Сеьор же непонятным для рыцаря образом робел всуе. Латыням и астрономиям не учил, собой был недоволен и искал уединения. Вид его противуречил насаждаемой легкости искусств и философий. Все больше он замыкался в своей башне, шумная неотесанная жизнь утомляла его, а тут еще набор рекрутов на крестовый поход. Он растил в тиши кабинета думку о неправедных женитьбах, мучал окрестья пейзажами, превращался мало-помалу в страшноватый мифок о колдуне и изгое.
Однажды по осени, когда слуги вытанцовывали в давильнях юное винцо, он спустился вниз, наведя на детей ужас своим синебородым появлением, велел запрягать повозку и в одиночестве уехал в город, в нависший над узкой уличкой эркер с быстрым стуком ночной пишущей машинки, с неприкаянностью дьявольского слуги и душевного запродавца, с ближайшей церковью в переулке, расплывающейся в дождь масляным звуком органа и службы. Так все кончается неудачей и бегством.
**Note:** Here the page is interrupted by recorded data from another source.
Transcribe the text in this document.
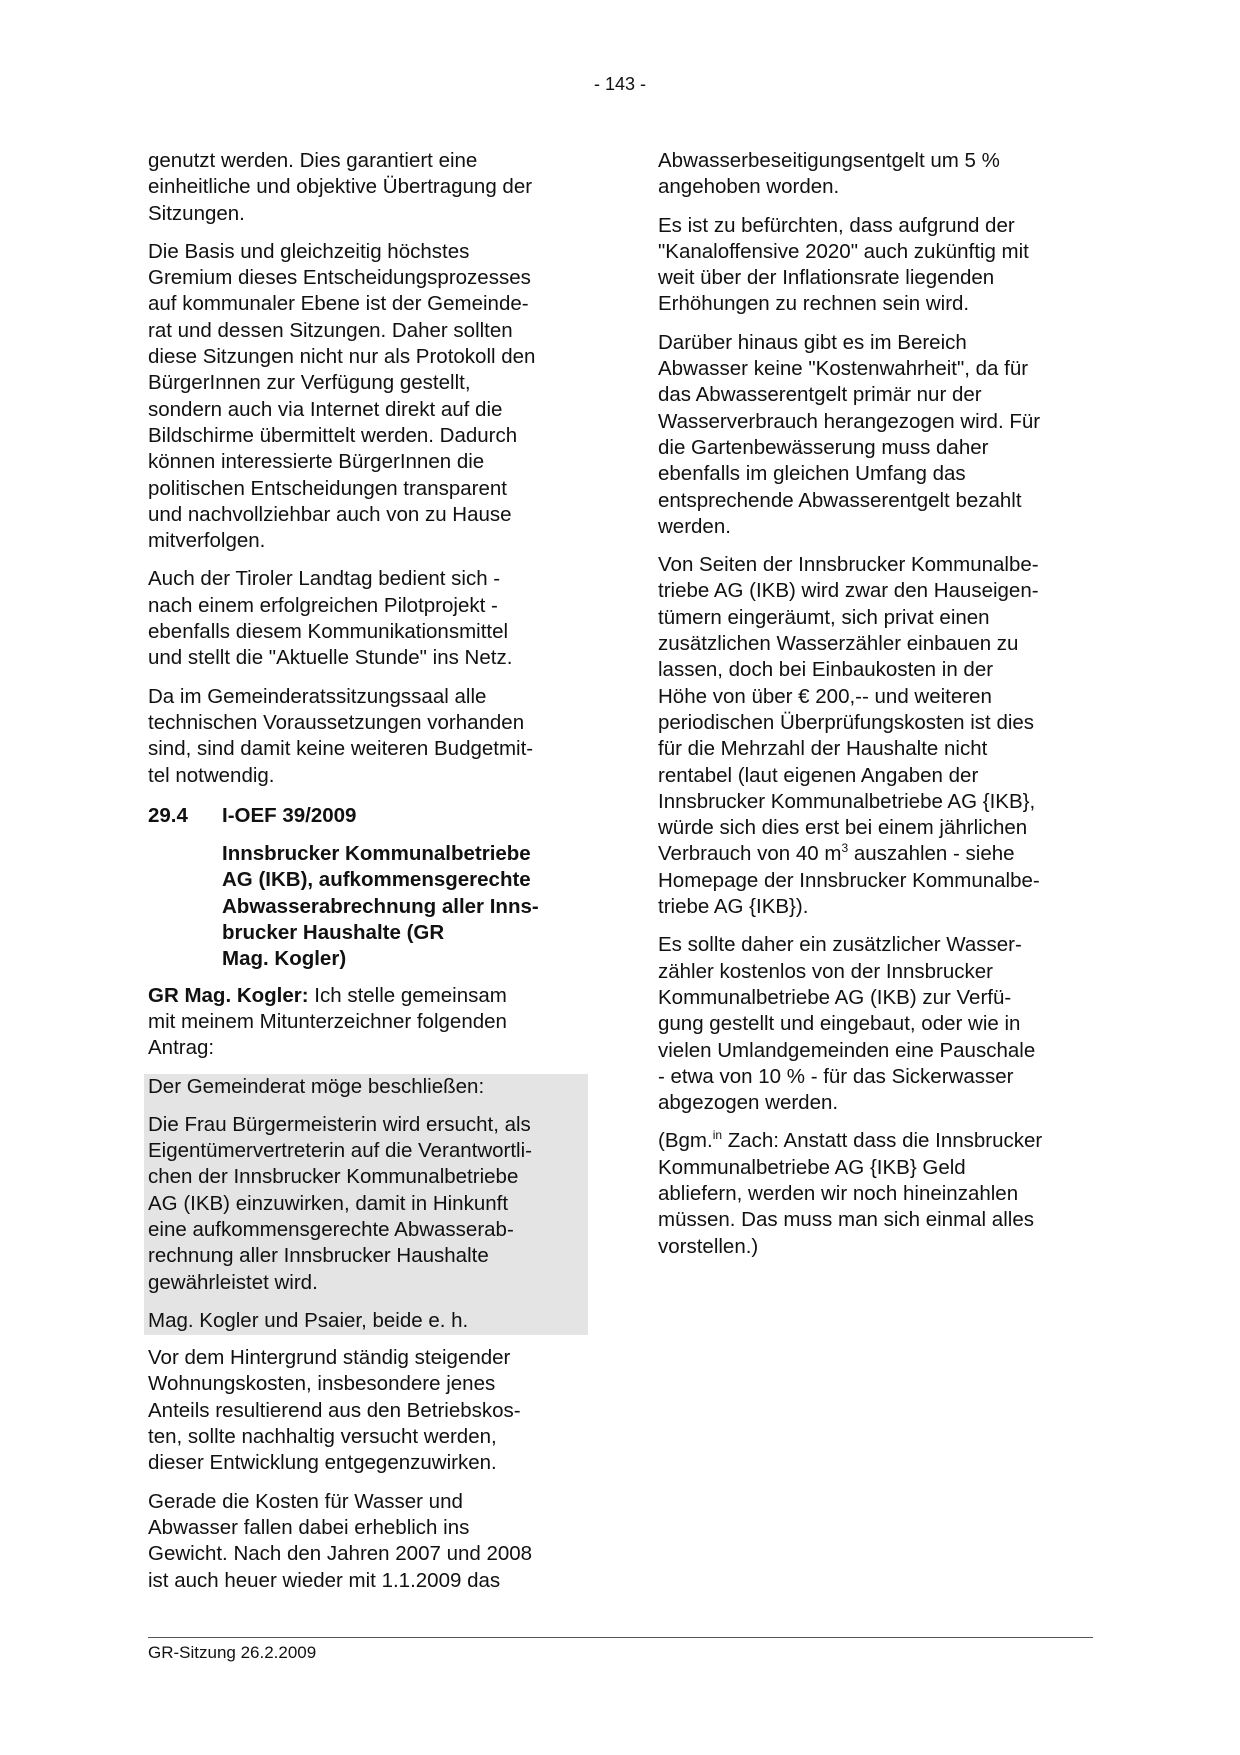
- 143 -

genutzt werden. Dies garantiert eine
einheitliche und objektive Übertragung der
Sitzungen.

Die Basis und gleichzeitig höchstes
Gremium dieses Entscheidungsprozesses
auf kommunaler Ebene ist der Gemeinde-
rat und dessen Sitzungen. Daher sollten
diese Sitzungen nicht nur als Protokoll den
BürgerInnen zur Verfügung gestellt,
sondern auch via Internet direkt auf die
Bildschirme übermittelt werden. Dadurch
können interessierte BürgerInnen die
politischen Entscheidungen transparent
und nachvollziehbar auch von zu Hause
mitverfolgen.

Auch der Tiroler Landtag bedient sich -
nach einem erfolgreichen Pilotprojekt -
ebenfalls diesem Kommunikationsmittel
und stellt die "Aktuelle Stunde" ins Netz.

Da im Gemeinderatssitzungssaal alle
technischen Voraussetzungen vorhanden
sind, sind damit keine weiteren Budgetmit-
tel notwendig.

29.4	I-OEF 39/2009
Innsbrucker Kommunalbetriebe
AG (IKB), aufkommensgerechte
Abwasserabrechnung aller Inns-
brucker Haushalte (GR
Mag. Kogler)

GR Mag. Kogler: Ich stelle gemeinsam
mit meinem Mitunterzeichner folgenden
Antrag:

Der Gemeinderat möge beschließen:

Die Frau Bürgermeisterin wird ersucht, als
Eigentümervertreterin auf die Verantwortli-
chen der Innsbrucker Kommunalbetriebe
AG (IKB) einzuwirken, damit in Hinkunft
eine aufkommensgerechte Abwasserab-
rechnung aller Innsbrucker Haushalte
gewährleistet wird.

Mag. Kogler und Psaier, beide e. h.

Vor dem Hintergrund ständig steigender
Wohnungskosten, insbesondere jenes
Anteils resultierend aus den Betriebskos-
ten, sollte nachhaltig versucht werden,
dieser Entwicklung entgegenzuwirken.

Gerade die Kosten für Wasser und
Abwasser fallen dabei erheblich ins
Gewicht. Nach den Jahren 2007 und 2008
ist auch heuer wieder mit 1.1.2009 das

Abwasserbeseitigungsentgelt um 5 %
angehoben worden.

Es ist zu befürchten, dass aufgrund der
"Kanaloffensive 2020" auch zukünftig mit
weit über der Inflationsrate liegenden
Erhöhungen zu rechnen sein wird.

Darüber hinaus gibt es im Bereich
Abwasser keine "Kostenwahrheit", da für
das Abwasserentgelt primär nur der
Wasserverbrauch herangezogen wird. Für
die Gartenbewässerung muss daher
ebenfalls im gleichen Umfang das
entsprechende Abwasserentgelt bezahlt
werden.

Von Seiten der Innsbrucker Kommunalbe-
triebe AG (IKB) wird zwar den Hauseigen-
tümern eingeräumt, sich privat einen
zusätzlichen Wasserzähler einbauen zu
lassen, doch bei Einbaukosten in der
Höhe von über € 200,-- und weiteren
periodischen Überprüfungskosten ist dies
für die Mehrzahl der Haushalte nicht
rentabel (laut eigenen Angaben der
Innsbrucker Kommunalbetriebe AG {IKB},
würde sich dies erst bei einem jährlichen
Verbrauch von 40 $m^3$ auszahlen - siehe
Homepage der Innsbrucker Kommunalbe-
triebe AG {IKB}).

Es sollte daher ein zusätzlicher Wasser-
zähler kostenlos von der Innsbrucker
Kommunalbetriebe AG (IKB) zur Verfü-
gung gestellt und eingebaut, oder wie in
vielen Umlandgemeinden eine Pauschale
- etwa von 10 % - für das Sickerwasser
abgezogen werden.

(Bgm.$^{in}$ Zach: Anstatt dass die Innsbrucker
Kommunalbetriebe AG {IKB} Geld
abliefern, werden wir noch hineinzahlen
müssen. Das muss man sich einmal alles
vorstellen.)

GR-Sitzung 26.2.2009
Постоянны только странствия, перемены, пузырек свежего зрения.
Занятиям в душной квартире сопутствовали прострация и отчужденность. От долгого молчания воздух в комнате становился красноречив и эпистолярен. Словесная каша подсознания чавкала призраками и нечистотами. Сушков держал ухо востро, с призраками не якшался, помалкивал, чтоб не утянули, однако прислушивался, куда гнут, жестоко страдая от этих коснеющих знаков нерасположения души.
Дни проходили в анданте фуриозо. Иной проживешь - как заново родишься. Наступала ночь. В океаническом шуме листьев, в приливе Бога он трезвел от прикрас. Глупо, нехорошо. Душа в распыле чувств, истерла чекан, издержала классический такт.
Он винил себя: ползучие страсти, глупый срам помешательства. В сорок лет трудно найти правильную форму одиночества: не старик, не ребенок - горячий полдень сил. Мельтешишь вместо профессорства - не инок, не смерд.
Ученость же тверда, бодрствует, сфера ее соразмерна, речь неистребима толком. Ученая мантия отлична выделкой духа, изрядна на вид, скрывает от толпы дрянную голь человека. Лавр репутации душист.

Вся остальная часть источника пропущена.